Reviewed: https://review.opendev.org/c/openstack/neutron/+/923494
Committed: https://opendev.org/openstack/neutron/commit/0019e448d821441e4cf49332bc710ef3470f3fa9
Submitter: "Zuul (22348)"
Branch: stable/2023.2

commit 0019e448d821441e4cf49332bc710ef3470f3fa9
Author: Rodolfo Alonso Hernandez <email address hidden>
Date: Tue Jul 2 07:29:44 2024 +0000

    Reorder subnet RBAC policy check strings

    The subnet policy rule ``ADMIN_OR_NET_OWNER_MEMBER`` requires to
    retrieve the network object from the database to read the project ID.
    When retrieving a list of subnets, this operation can slow down the
    API call. This patch is reordering the subnet RBAC policy checks to
    make this check at the end.

    As reported in the related LP bug, it is usual to have a "creator"
    project where different resources are created and then shared to others;
    in this case networks and subnets. All these subnets will belong to the
    same project. If a non-admin user from this project list all the
    subnets, with the code before to this patch it would be needed to
    retrieve all the networks to read the project ID. With the current code
    it is needed only to check that the user is a project reader.

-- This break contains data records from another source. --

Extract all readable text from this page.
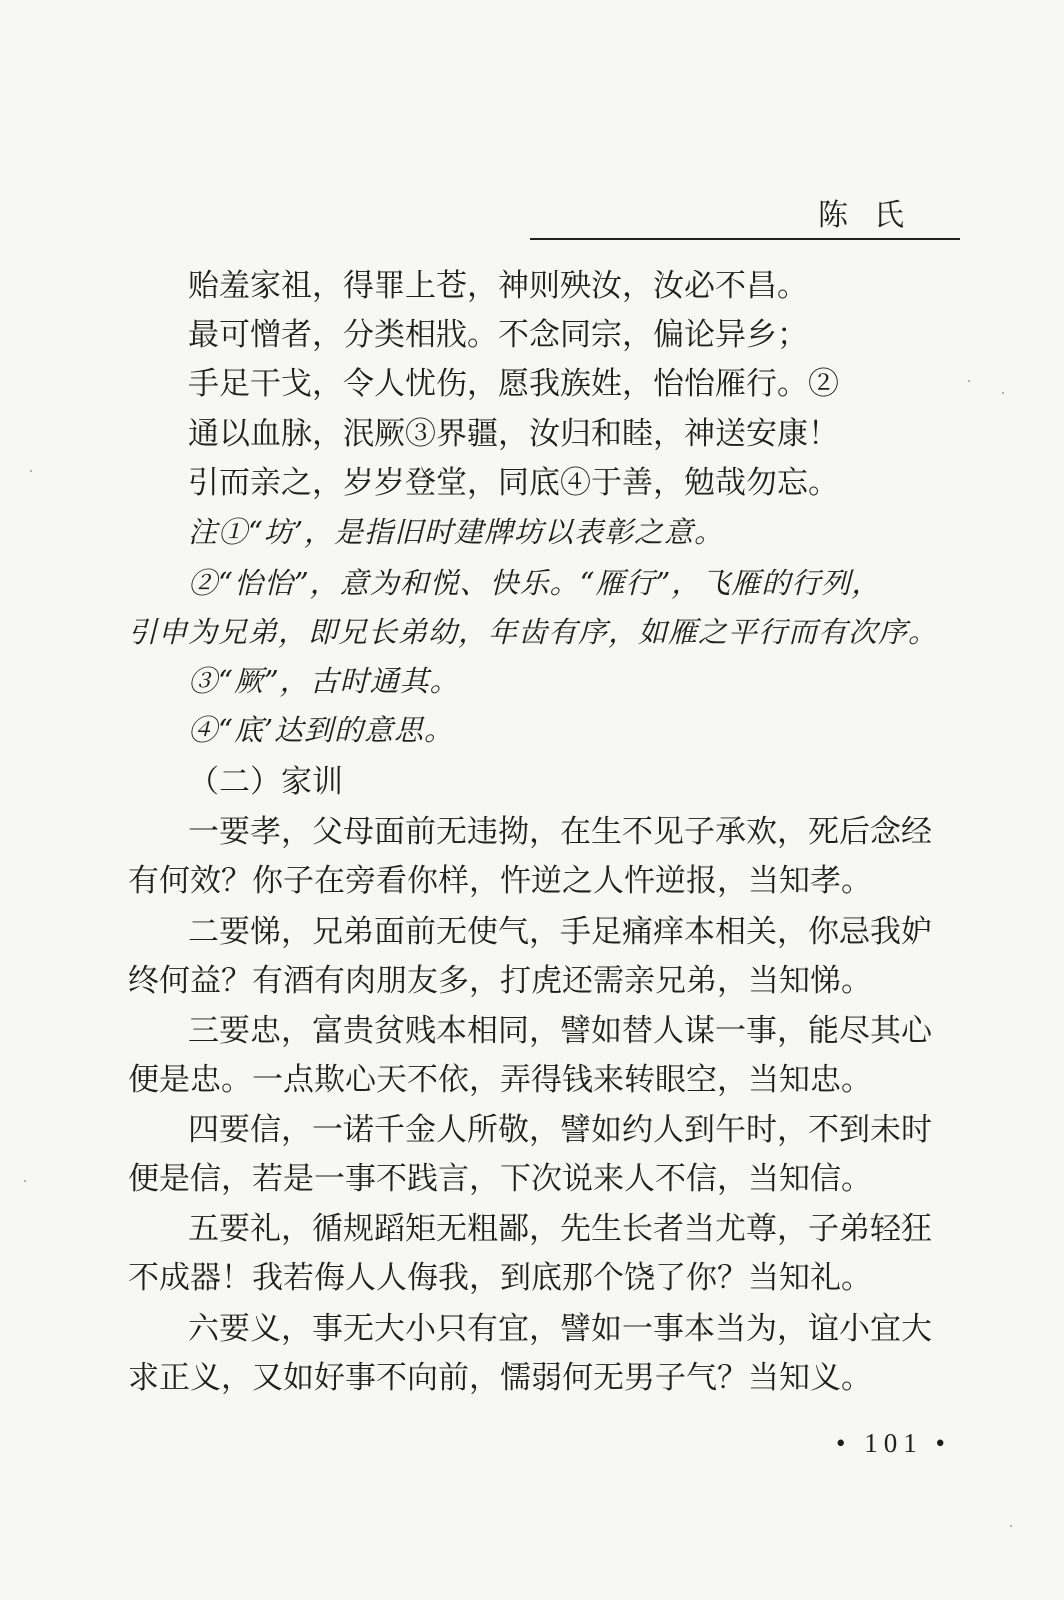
陈氏
贻羞家祖，得罪上苍，神则殃汝，汝必不昌。
最可憎者，分类相戕。不念同宗，偏论异乡；
手足干戈，令人忧伤，愿我族姓，怡怡雁行。②
通以血脉，泯厥③界疆，汝归和睦，神送安康！
引而亲之，岁岁登堂，同底④于善，勉哉勿忘。
注①“坊’，是指旧时建牌坊以表彰之意。
②“怡怡”，意为和悦、快乐。“雁行”，飞雁的行列，
引申为兄弟，即兄长弟幼，年齿有序，如雁之平行而有次序。
③“厥”，古时通其。
④“底’达到的意思。
（二）家训
一要孝，父母面前无违拗，在生不见子承欢，死后念经
有何效？你子在旁看你样，忤逆之人忤逆报，当知孝。
二要悌，兄弟面前无使气，手足痛痒本相关，你忌我妒
终何益？有酒有肉朋友多，打虎还需亲兄弟，当知悌。
三要忠，富贵贫贱本相同，譬如替人谋一事，能尽其心
便是忠。一点欺心天不依，弄得钱来转眼空，当知忠。
四要信，一诺千金人所敬，譬如约人到午时，不到未时
便是信，若是一事不践言，下次说来人不信，当知信。
五要礼，循规蹈矩无粗鄙，先生长者当尤尊，子弟轻狂
不成器！我若侮人人侮我，到底那个饶了你？当知礼。
六要义，事无大小只有宜，譬如一事本当为，谊小宜大
求正义，又如好事不向前，懦弱何无男子气？当知义。
• 101 •
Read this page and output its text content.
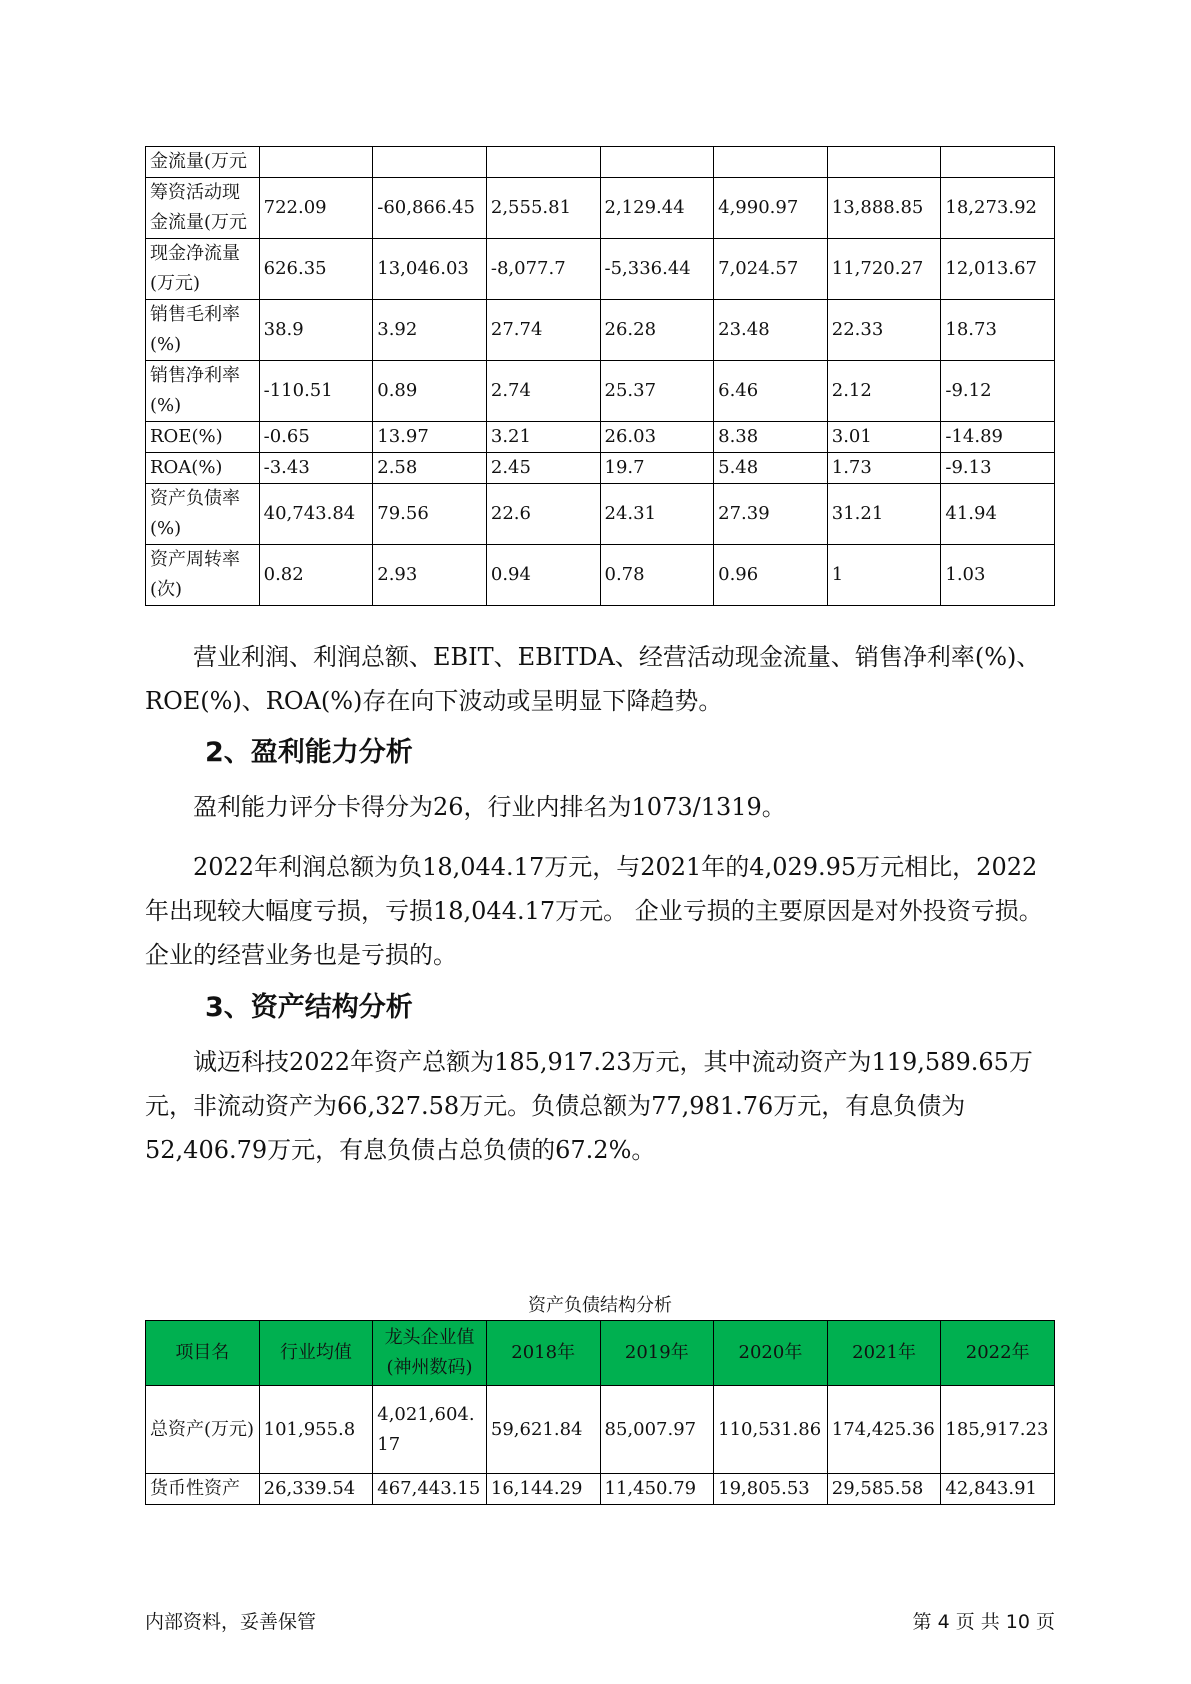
金流量(万元							
筹资活动现金流量(万元	722.09	-60,866.45	2,555.81	2,129.44	4,990.97	13,888.85	18,273.92
现金净流量(万元)	626.35	13,046.03	-8,077.7	-5,336.44	7,024.57	11,720.27	12,013.67
销售毛利率(%)	38.9	3.92	27.74	26.28	23.48	22.33	18.73
销售净利率(%)	-110.51	0.89	2.74	25.37	6.46	2.12	-9.12
ROE(%)	-0.65	13.97	3.21	26.03	8.38	3.01	-14.89
ROA(%)	-3.43	2.58	2.45	19.7	5.48	1.73	-9.13
资产负债率(%)	40,743.84	79.56	22.6	24.31	27.39	31.21	41.94
资产周转率(次)	0.82	2.93	0.94	0.78	0.96	1	1.03
营业利润、利润总额、EBIT、EBITDA、经营活动现金流量、销售净利率(%)、ROE(%)、ROA(%)存在向下波动或呈明显下降趋势。
2、盈利能力分析
盈利能力评分卡得分为26，行业内排名为1073/1319。
2022年利润总额为负18,044.17万元，与2021年的4,029.95万元相比，2022年出现较大幅度亏损，亏损18,044.17万元。 企业亏损的主要原因是对外投资亏损。企业的经营业务也是亏损的。
3、资产结构分析
诚迈科技2022年资产总额为185,917.23万元，其中流动资产为119,589.65万元，非流动资产为66,327.58万元。负债总额为77,981.76万元，有息负债为52,406.79万元，有息负债占总负债的67.2%。
资产负债结构分析
项目名	行业均值	龙头企业值(神州数码)	2018年	2019年	2020年	2021年	2022年
总资产(万元)	101,955.8	4,021,604.17	59,621.84	85,007.97	110,531.86	174,425.36	185,917.23
货币性资产	26,339.54	467,443.15	16,144.29	11,450.79	19,805.53	29,585.58	42,843.91
内部资料，妥善保管	第 4 页 共 10 页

    The following benchmark has been done in a VM running a standalone
    OpenStack deployment. One project has created 400 networks and 400
    subnets (one per network). Each network has been shared with another
    project. API time to process "GET /networking/v2.0/subnets":
    * Without this patch: 5.5 seconds (average)
    * With this patch: 0.25 seconds (average)

    Related-Bug: #2071374
    Related-Bug: #2037107
    Change-Id: Ibca174213bba3c56fc18ec2732d80054ac95e859
    (cherry picked from commit 729920da5e836fa7a27b1b85b3b2999146d905ba)
    (cherry picked from commit f25cc2f503573e2288b61e262bcc3900c62c1a04)

This issue was fixed in the openstack/neutron 24.0.1 release.

This issue was fixed in the openstack/neutron 22.2.0 release.

This issue was fixed in the openstack/neutron 23.2.0 release.

This issue was fixed in the openstack/neutron 25.0.0.0rc1 release candidate.